Quilting Patterns of Identity
2019-2022
Quilting Patterns of Identity (installation video)
Laser-cut paper, inks, gold leaf, 28’ x 16’ x 2’
Katara Cultural Village, Doha, Qatar
Oklahoma Contemporary Arts Center
Oklahoma City
Gilcrease Museum
Tulsa, OK
Quilting Patterns fuses floral and geometric patterns taken from quilt designs from Pakistan and the Gilcrease Museum’s collection in Tulsa, Oklahoma. Hanging like banners, they offer tribute to women craft artists whose identities and memories are preserved in the quilts they create, and by the families who are kept warm by them. Their porousness—the way they change and play with the light—recalls sacred principles recognizing the spiritual within the material. By blending the geometric patterns in the quilt designs, the work creates a symbolic dialogue between women from different cultures and time periods, showing human connections through shared art forms and expressions. The title foregrounds multi-layered identities that immigrant women assume within and between cultures.
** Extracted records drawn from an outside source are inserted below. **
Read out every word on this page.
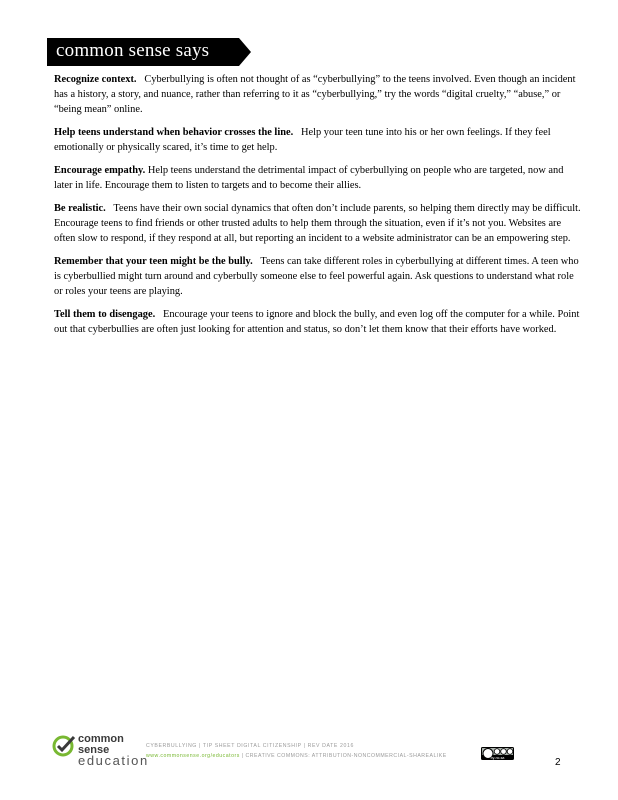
common sense says

Recognize context. Cyberbullying is often not thought of as “cyberbullying” to the teens involved. Even though an incident has a history, a story, and nuance, rather than referring to it as “cyberbullying,” try the words “digital cruelty,” “abuse,” or “being mean” online.

Help teens understand when behavior crosses the line. Help your teen tune into his or her own feelings. If they feel emotionally or physically scared, it’s time to get help.

Encourage empathy. Help teens understand the detrimental impact of cyberbullying on people who are targeted, now and later in life. Encourage them to listen to targets and to become their allies.

Be realistic. Teens have their own social dynamics that often don’t include parents, so helping them directly may be difficult. Encourage teens to find friends or other trusted adults to help them through the situation, even if it’s not you. Websites are often slow to respond, if they respond at all, but reporting an incident to a website administrator can be an empowering step.

Remember that your teen might be the bully. Teens can take different roles in cyberbullying at different times. A teen who is cyberbullied might turn around and cyberbully someone else to feel powerful again. Ask questions to understand what role or roles your teens are playing.

Tell them to disengage. Encourage your teens to ignore and block the bully, and even log off the computer for a while. Point out that cyberbullies are often just looking for attention and status, so don’t let them know that their efforts have worked.

common
sense
education
CYBERBULLYING | TIP SHEET DIGITAL CITIZENSHIP | REV DATE 2016
www.commonsense.org/educators | CREATIVE COMMONS: ATTRIBUTION-NONCOMMERCIAL-SHAREALIKE	by-nc-sa	2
10 laser-cut paper panels, ink, gold leaf, monofilament nylon thread, each 42 in. across. Dimensions: Overall, as shown 192 x 336 x 24 in. Each panel, 42 in. across; length varies from 66 to 236 in.
“Quilting Patterns” fuses floral and geometric patterns taken from quilt designs from Pakistan and the Gilcrease Museum’s collection in Tulsa, Oklahoma. To design this installation, I researched historical quilt patterns from the Gilcrease Museum’s and combined these geometric patterns with quilt patterns from Pakistan and South Asia. By blending the patterns in the quilt designs, the work creates a symbolic dialogue between women from different cultures and time periods, showing human connections through shared art forms and expressions.
Hanging like banners, they offer tribute to the women quilt-makers whose identities and memories are preserved in the quilts they create.
This project is also about the multi-layered identities that immigrant women assume within and between cultures. Each immigrant mixes parts of her native culture with parts of the new one into a unique hybrid self. As in quilts, some elements of women’s personal identity lie in shadows, hidden from themselves and others, while other layers find expression at the surface.
The porousness of the paper quilts —the way they change and play with the light—recalls sacred principles recognizing the spiritual within the material.